There were a lot of securities on the database that were what I termed “improperly dressed.” Fortunately for me, we were right at the start of the intranet and the internet. I was able to find a really clever young programer who was able to interrogate the data, assign a regional product owner based on some rules and then display the status on an intranet page, showing the score of new and old problems. Not bad for 1997. That way, we could “name and shame” all of those regional Ops folk, showing them who was doing how well at sorting out the issue by location. A little bit of friendly, virtual competition. Doing some remediation, fixing the numbering issue and doing it in a way that meant we saw any new problems meant we could massively improve the quality and completeness of the pricing data for the clients specifically and the firm generally. Happy clients; that makes a difference.

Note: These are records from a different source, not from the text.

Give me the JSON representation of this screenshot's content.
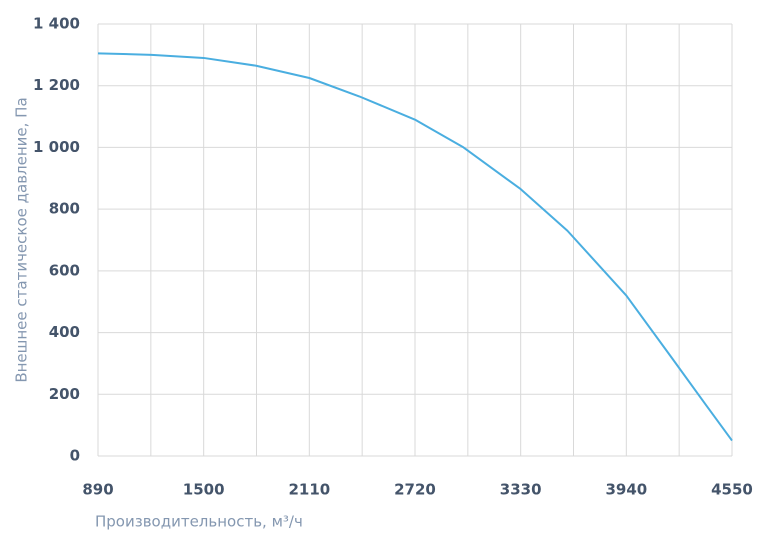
{
  "chart_data": {
    "type": "line",
    "x_label": "Производительность, м³/ч",
    "y_label": "Внешнее  статическое  давление, Па",
    "x": [
      890,
      1200,
      1500,
      1800,
      2110,
      2400,
      2720,
      3000,
      3330,
      3600,
      3940,
      4200,
      4400,
      4550
    ],
    "series": [
      {
        "color": "#4aaee0",
        "values": [
          1305,
          1300,
          1290,
          1265,
          1225,
          1165,
          1090,
          1000,
          865,
          730,
          520,
          320,
          165,
          50
        ]
      }
    ],
    "xlim": [
      890,
      4550
    ],
    "xticks": [
      890,
      1500,
      2110,
      2720,
      3330,
      3940,
      4550
    ],
    "xminorticks": [
      1195,
      1805,
      2415,
      3025,
      3635,
      4245
    ],
    "ylim": [
      0,
      1400
    ],
    "yticks": [
      0,
      200,
      400,
      600,
      800,
      {
        "value": 1000,
        "label": "1 000"
      },
      {
        "value": 1200,
        "label": "1 200"
      },
      {
        "value": 1400,
        "label": "1 400"
      }
    ],
    "grid": true
  }
}
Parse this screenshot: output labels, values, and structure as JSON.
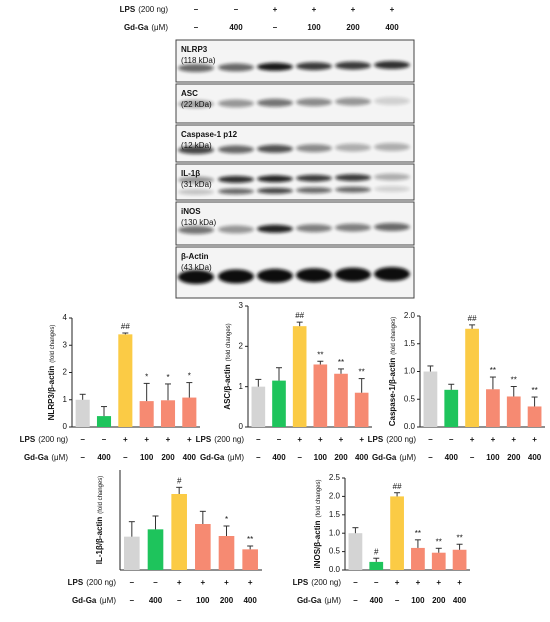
{
  "blot": {
    "conditions": [
      {
        "name": "LPS",
        "unit": "(200 ng)",
        "values": [
          "–",
          "–",
          "+",
          "+",
          "+",
          "+"
        ]
      },
      {
        "name": "Gd-Ga",
        "unit": "(μM)",
        "values": [
          "–",
          "400",
          "–",
          "100",
          "200",
          "400"
        ]
      }
    ],
    "panels": [
      {
        "name": "NLRP3",
        "size": "(118 kDa)"
      },
      {
        "name": "ASC",
        "size": "(22 kDa)"
      },
      {
        "name": "Caspase-1 p12",
        "size": "(12 kDa)"
      },
      {
        "name": "IL-1β",
        "size": "(31 kDa)"
      },
      {
        "name": "iNOS",
        "size": "(130 kDa)"
      },
      {
        "name": "β-Actin",
        "size": "(43 kDa)"
      }
    ]
  },
  "chart_data": [
    {
      "type": "bar",
      "ylabel": "NLRP3/β-actin",
      "ylabel_unit": "(fold changes)",
      "categories": [
        null,
        null,
        null,
        null,
        null,
        null
      ],
      "conditions": [
        {
          "name": "LPS",
          "unit": "(200 ng)",
          "values": [
            "–",
            "–",
            "+",
            "+",
            "+",
            "+"
          ]
        },
        {
          "name": "Gd-Ga",
          "unit": "(μM)",
          "values": [
            "–",
            "400",
            "–",
            "100",
            "200",
            "400"
          ]
        }
      ],
      "values": [
        1.0,
        0.4,
        3.4,
        0.95,
        0.98,
        1.08
      ],
      "errors": [
        0.2,
        0.35,
        0.05,
        0.65,
        0.6,
        0.55
      ],
      "annotations": [
        null,
        null,
        "##",
        "*",
        "*",
        "*"
      ],
      "colors": [
        "#d4d4d4",
        "#1ec45c",
        "#fbcb45",
        "#f68a72",
        "#f68a72",
        "#f68a72"
      ],
      "ylim": [
        0,
        4
      ],
      "yticks": [
        0,
        1,
        2,
        3,
        4
      ]
    },
    {
      "type": "bar",
      "ylabel": "ASC/β-actin",
      "ylabel_unit": "(fold changes)",
      "categories": [
        null,
        null,
        null,
        null,
        null,
        null
      ],
      "conditions": [
        {
          "name": "LPS",
          "unit": "(200 ng)",
          "values": [
            "–",
            "–",
            "+",
            "+",
            "+",
            "+"
          ]
        },
        {
          "name": "Gd-Ga",
          "unit": "(μM)",
          "values": [
            "–",
            "400",
            "–",
            "100",
            "200",
            "400"
          ]
        }
      ],
      "values": [
        1.0,
        1.15,
        2.5,
        1.55,
        1.32,
        0.85
      ],
      "errors": [
        0.18,
        0.32,
        0.1,
        0.08,
        0.12,
        0.35
      ],
      "annotations": [
        null,
        null,
        "##",
        "**",
        "**",
        "**"
      ],
      "colors": [
        "#d4d4d4",
        "#1ec45c",
        "#fbcb45",
        "#f68a72",
        "#f68a72",
        "#f68a72"
      ],
      "ylim": [
        0,
        3
      ],
      "yticks": [
        0,
        1,
        2,
        3
      ]
    },
    {
      "type": "bar",
      "ylabel": "Caspase-1/β-actin",
      "ylabel_unit": "(fold changes)",
      "categories": [
        null,
        null,
        null,
        null,
        null,
        null
      ],
      "conditions": [
        {
          "name": "LPS",
          "unit": "(200 ng)",
          "values": [
            "–",
            "–",
            "+",
            "+",
            "+",
            "+"
          ]
        },
        {
          "name": "Gd-Ga",
          "unit": "(μM)",
          "values": [
            "–",
            "400",
            "–",
            "100",
            "200",
            "400"
          ]
        }
      ],
      "values": [
        1.0,
        0.67,
        1.77,
        0.68,
        0.55,
        0.37
      ],
      "errors": [
        0.1,
        0.1,
        0.07,
        0.22,
        0.18,
        0.17
      ],
      "annotations": [
        null,
        null,
        "##",
        "**",
        "**",
        "**"
      ],
      "colors": [
        "#d4d4d4",
        "#1ec45c",
        "#fbcb45",
        "#f68a72",
        "#f68a72",
        "#f68a72"
      ],
      "ylim": [
        0,
        2
      ],
      "yticks": [
        {
          "value": 0,
          "label": "0.0"
        },
        {
          "value": 0.5,
          "label": "0.5"
        },
        {
          "value": 1,
          "label": "1.0"
        },
        {
          "value": 1.5,
          "label": "1.5"
        },
        {
          "value": 2,
          "label": "2.0"
        }
      ]
    },
    {
      "type": "bar",
      "ylabel": "IL-1β/β-actin",
      "ylabel_unit": "(fold changes)",
      "categories": [
        null,
        null,
        null,
        null,
        null,
        null
      ],
      "conditions": [
        {
          "name": "LPS",
          "unit": "(200 ng)",
          "values": [
            "–",
            "–",
            "+",
            "+",
            "+",
            "+"
          ]
        },
        {
          "name": "Gd-Ga",
          "unit": "(μM)",
          "values": [
            "–",
            "400",
            "–",
            "100",
            "200",
            "400"
          ]
        }
      ],
      "values": [
        1.0,
        1.22,
        2.28,
        1.38,
        1.02,
        0.62
      ],
      "errors": [
        0.45,
        0.4,
        0.2,
        0.38,
        0.3,
        0.1
      ],
      "annotations": [
        null,
        null,
        "#",
        null,
        "*",
        "**"
      ],
      "colors": [
        "#d4d4d4",
        "#1ec45c",
        "#fbcb45",
        "#f68a72",
        "#f68a72",
        "#f68a72"
      ],
      "ylim": [
        0,
        3
      ]
    },
    {
      "type": "bar",
      "ylabel": "iNOS/β-actin",
      "ylabel_unit": "(fold changes)",
      "categories": [
        null,
        null,
        null,
        null,
        null,
        null
      ],
      "conditions": [
        {
          "name": "LPS",
          "unit": "(200 ng)",
          "values": [
            "–",
            "–",
            "+",
            "+",
            "+",
            "+"
          ]
        },
        {
          "name": "Gd-Ga",
          "unit": "(μM)",
          "values": [
            "–",
            "400",
            "–",
            "100",
            "200",
            "400"
          ]
        }
      ],
      "values": [
        1.0,
        0.22,
        2.0,
        0.6,
        0.47,
        0.55
      ],
      "errors": [
        0.15,
        0.1,
        0.1,
        0.22,
        0.12,
        0.15
      ],
      "annotations": [
        null,
        "#",
        "##",
        "**",
        "**",
        "**"
      ],
      "colors": [
        "#d4d4d4",
        "#1ec45c",
        "#fbcb45",
        "#f68a72",
        "#f68a72",
        "#f68a72"
      ],
      "ylim": [
        0,
        2.5
      ],
      "yticks": [
        {
          "value": 0,
          "label": "0.0"
        },
        {
          "value": 0.5,
          "label": "0.5"
        },
        {
          "value": 1,
          "label": "1.0"
        },
        {
          "value": 1.5,
          "label": "1.5"
        },
        {
          "value": 2,
          "label": "2.0"
        },
        {
          "value": 2.5,
          "label": "2.5"
        }
      ]
    }
  ]
}
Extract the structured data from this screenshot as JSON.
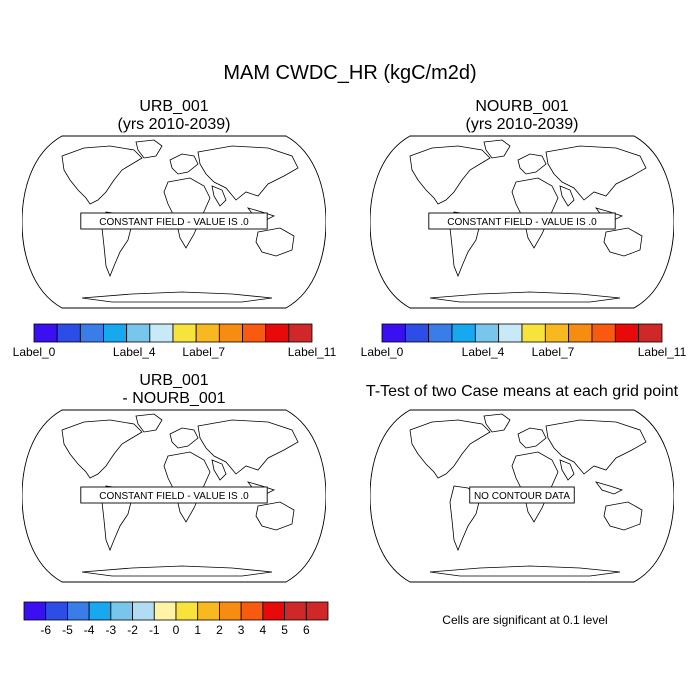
{
  "main_title": "MAM CWDC_HR (kgC/m2d)",
  "panels": [
    {
      "title": "URB_001\n(yrs 2010-2039)",
      "message": "CONSTANT FIELD - VALUE IS .0"
    },
    {
      "title": "NOURB_001\n(yrs 2010-2039)",
      "message": "CONSTANT FIELD - VALUE IS .0"
    },
    {
      "title": "URB_001\n- NOURB_001",
      "message": "CONSTANT FIELD - VALUE IS .0"
    },
    {
      "title": "T-Test of two Case means at each grid point",
      "message": "NO CONTOUR DATA"
    }
  ],
  "colorbar_top": {
    "colors": [
      "#3a0ff0",
      "#2c4de6",
      "#3a7de8",
      "#18a8f0",
      "#78c6ec",
      "#c8eaf6",
      "#f8e23c",
      "#f8b820",
      "#f88c10",
      "#f85a10",
      "#e80a0a",
      "#d02828"
    ],
    "labels": [
      "Label_0",
      "Label_4",
      "Label_7",
      "Label_11"
    ]
  },
  "colorbar_bottom": {
    "colors": [
      "#3a0ff0",
      "#2c4de6",
      "#3a7de8",
      "#18a8f0",
      "#78c6ec",
      "#b2dcf4",
      "#fff3a8",
      "#f8e23c",
      "#f8b820",
      "#f88c10",
      "#f85a10",
      "#e80a0a",
      "#d02828"
    ],
    "labels": [
      "-6",
      "-5",
      "-4",
      "-3",
      "-2",
      "-1",
      "0",
      "1",
      "2",
      "3",
      "4",
      "5",
      "6"
    ]
  },
  "significance_note": "Cells are significant at 0.1 level"
}
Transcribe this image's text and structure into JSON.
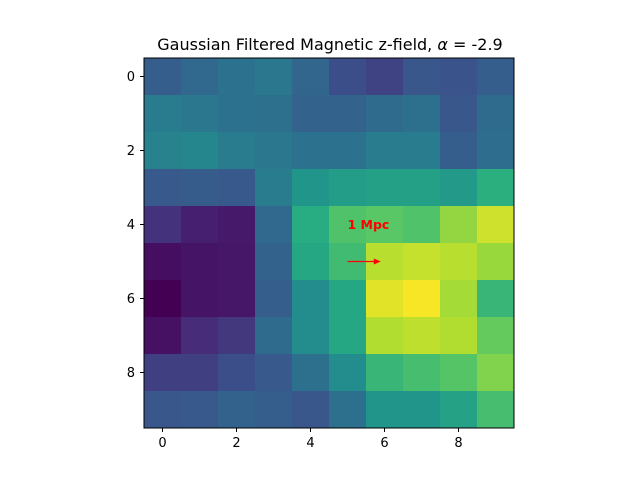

Lessons Learned: Three things. Such a wonderous number:
Addressing the symptoms and not the causes is a common error and a saying that many will understand. When you are fixing things, you need to get to the root cause. In this case it was an IT tool that could not add the controls to stop people adding things incorrectly; setting a rule at the data field level was not an easy thing to do. If you can set field level controls, that is a great thing. That is what is called an ex-ante check. Before. If you can’t manage that, then checking just after is the next best thing. That is an ex-post check.

Understand the unique key. What standard are you paying for? Can you ensure your system meets the standard?

Name & Shame. There is of course the old adage that what gets measured, gets managed. My subtle variation on that would be: “What gets measured publicly gets managed really well.”